Myers’ dreams for University
preserved in words and images

As the campus mourned President Minor Myers’ death, a video featuring photos and sound clips from his presidency offered solace during an Aug. 25 commemoration held in the Shirk Center. (Photo by Steve Smedley for The Pantagraph)

One of the most emotionally powerful moments during the Aug. 25 commemoration of Minor Myers’ life came during a video tribute that opened the ceremony. As the Shirk Center’s lights dimmed, the words “In Memory of President Minor Myers, jr.” appeared in white letters against a black background, projected onto a large screen behind the center stage.

The words faded and a selection of classical music began to play as photos of Myers taken from throughout his presidency were displayed in a moving montage.

But the biggest impact came when Myers’ own words emerged from the loudspeakers, in audio clips chosen from interviews and speeches he had given over his years as president. Hearing the distinctive cadence of his voice echo again through the Shirk Center, as it had for countless convocations and alumni luncheons over the past 14 years, made his absence feel painfully real. And yet, over the course of the seven-minute video, the presence of that voice ultimately felt reassuring, and as inspiring as ever.

Vice President of Public Relations Jeff Hanna had the difficult task of choosing potential audio segments. In reviewing several speeches and talks that have been taped over the years, he came across an interview that Myers gave in 2000 for an Alumni Office video. It was the 11th year of his presidency, not long before the University celebrated its Sesquicentennial. The opening of The Ames Library — a pinnacle among his achievements as Illinois Wesleyan’s president — was still several months away.

The interview displays the IWU president’s quick wit and expansive intellect, but it is the passion with which he describes Illinois Wesleyan’s commitment to the liberal arts that leaves a lasting impression. Selections from that interview are printed below. As the campus community mourns his death, the words serve as powerful reminders that Myers’ dreams for the future of Illinois Wesleyan, and higher education, live on.

On what Illinois Wesleyan means to him:

Oh, it means a lot of things. It’s the education of students in a traditional place, studying traditional subjects that carry their minds with great flexibility and strength toward the future. It is feeling here — on this small quad of a few acres — the essence of the world, of human history, of everything that has been, and what things might be.

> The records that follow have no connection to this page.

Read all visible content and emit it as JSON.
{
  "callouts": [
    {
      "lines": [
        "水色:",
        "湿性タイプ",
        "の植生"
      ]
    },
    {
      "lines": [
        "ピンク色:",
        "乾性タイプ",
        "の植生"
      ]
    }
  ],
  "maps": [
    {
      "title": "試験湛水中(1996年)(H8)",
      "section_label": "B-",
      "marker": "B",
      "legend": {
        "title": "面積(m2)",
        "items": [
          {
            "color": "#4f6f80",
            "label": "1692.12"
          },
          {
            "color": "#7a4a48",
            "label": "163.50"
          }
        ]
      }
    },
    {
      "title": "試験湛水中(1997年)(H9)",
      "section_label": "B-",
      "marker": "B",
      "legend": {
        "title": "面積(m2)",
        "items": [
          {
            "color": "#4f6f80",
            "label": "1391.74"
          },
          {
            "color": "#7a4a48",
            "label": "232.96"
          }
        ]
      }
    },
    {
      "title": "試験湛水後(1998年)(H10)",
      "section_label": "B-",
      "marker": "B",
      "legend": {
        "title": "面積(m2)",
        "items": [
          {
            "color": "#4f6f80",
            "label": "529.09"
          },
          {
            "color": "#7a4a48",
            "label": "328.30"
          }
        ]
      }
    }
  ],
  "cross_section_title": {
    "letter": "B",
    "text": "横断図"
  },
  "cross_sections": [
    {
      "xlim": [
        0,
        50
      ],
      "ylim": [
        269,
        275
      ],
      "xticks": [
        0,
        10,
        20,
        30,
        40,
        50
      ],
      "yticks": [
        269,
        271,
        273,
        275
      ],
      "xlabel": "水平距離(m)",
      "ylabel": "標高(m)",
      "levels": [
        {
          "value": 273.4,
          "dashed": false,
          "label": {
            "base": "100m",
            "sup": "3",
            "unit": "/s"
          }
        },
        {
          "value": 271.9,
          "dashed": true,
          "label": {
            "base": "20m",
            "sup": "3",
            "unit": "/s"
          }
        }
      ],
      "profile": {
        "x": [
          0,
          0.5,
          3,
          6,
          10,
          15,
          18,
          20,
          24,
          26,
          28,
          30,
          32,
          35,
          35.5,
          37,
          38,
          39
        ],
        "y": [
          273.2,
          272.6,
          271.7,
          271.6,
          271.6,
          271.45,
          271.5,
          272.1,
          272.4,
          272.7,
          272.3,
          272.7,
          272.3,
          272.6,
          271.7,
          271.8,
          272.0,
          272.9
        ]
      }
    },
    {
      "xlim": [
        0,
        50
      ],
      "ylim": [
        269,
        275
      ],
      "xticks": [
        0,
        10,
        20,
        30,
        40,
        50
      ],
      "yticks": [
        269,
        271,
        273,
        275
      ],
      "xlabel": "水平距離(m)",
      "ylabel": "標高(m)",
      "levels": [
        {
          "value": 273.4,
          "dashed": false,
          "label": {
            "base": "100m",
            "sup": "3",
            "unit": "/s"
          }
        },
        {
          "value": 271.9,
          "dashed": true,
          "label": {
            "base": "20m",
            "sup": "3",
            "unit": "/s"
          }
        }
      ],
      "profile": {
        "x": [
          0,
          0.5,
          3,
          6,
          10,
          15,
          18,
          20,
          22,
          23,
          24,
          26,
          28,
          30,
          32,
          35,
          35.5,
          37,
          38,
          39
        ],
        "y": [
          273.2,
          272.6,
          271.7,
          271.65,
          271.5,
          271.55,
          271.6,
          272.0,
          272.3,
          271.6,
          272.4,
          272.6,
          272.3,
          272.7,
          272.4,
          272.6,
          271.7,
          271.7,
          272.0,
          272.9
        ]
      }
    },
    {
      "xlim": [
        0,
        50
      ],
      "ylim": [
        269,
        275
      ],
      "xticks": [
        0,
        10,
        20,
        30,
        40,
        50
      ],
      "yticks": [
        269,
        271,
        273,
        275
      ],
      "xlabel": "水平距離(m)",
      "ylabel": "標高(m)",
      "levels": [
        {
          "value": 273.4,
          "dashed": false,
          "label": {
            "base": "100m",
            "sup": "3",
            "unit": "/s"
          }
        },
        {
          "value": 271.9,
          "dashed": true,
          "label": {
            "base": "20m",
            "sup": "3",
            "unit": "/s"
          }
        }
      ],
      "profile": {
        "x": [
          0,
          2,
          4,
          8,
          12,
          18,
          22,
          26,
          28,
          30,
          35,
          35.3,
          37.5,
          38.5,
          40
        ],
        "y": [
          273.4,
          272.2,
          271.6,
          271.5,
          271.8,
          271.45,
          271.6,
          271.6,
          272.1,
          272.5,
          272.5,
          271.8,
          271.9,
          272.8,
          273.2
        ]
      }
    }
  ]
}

On the importance of alumni:

Our alumni have cared for this place, they’ve worked, they’ve pushed, they’ve imagined, they’ve dreamed. And as you tour the campus, as you see the greens, and you see the buildings, and you see the students with their scholarships, this is alumni dreaming. And what we’re doing now working with alums is to organize, centralize, and direct a new level of involvement, to make our new dreams a reality.

On the liberal arts' significance:

And what the liberal arts teach us is: What do we know? What should we know? What is good? And what is right? And in an era of specialization — when people focus for a career in intermittent bursts of four to six years on one thing, and then another, and then another — it’s the liberal-arts mind that holds those specialties all together. Such a mind is trained, as John Wesley Powell said in our motto in the 1860s, in “Scientia et Sapientia” — knowledge and wisdom. The knowledge of details and facts, and the wisdom to ask, amongst all those facts, what is best, what is right, and what is just?

On his dreams for the University’s future:

Dreams come easy on a college campus. They always have here. A lot of dreams are in our archives, imagined, never funded. And the fun thing about past decades is dreams and support have gone so well together. As we look ahead, at our own Sesquicentennial, we’re going to be dreaming again. A lot of committees are going to do a lot of thinking about programs, about grounds, and buildings. We built a lot of buildings. Now the question will be doing more intensive and interesting things in them, making improvements in the programs we have. I can’t believe that there won’t be a building or two tucked into some of our plans and some of our dreams, but the dreams will always focus around the education of students and improving their lives.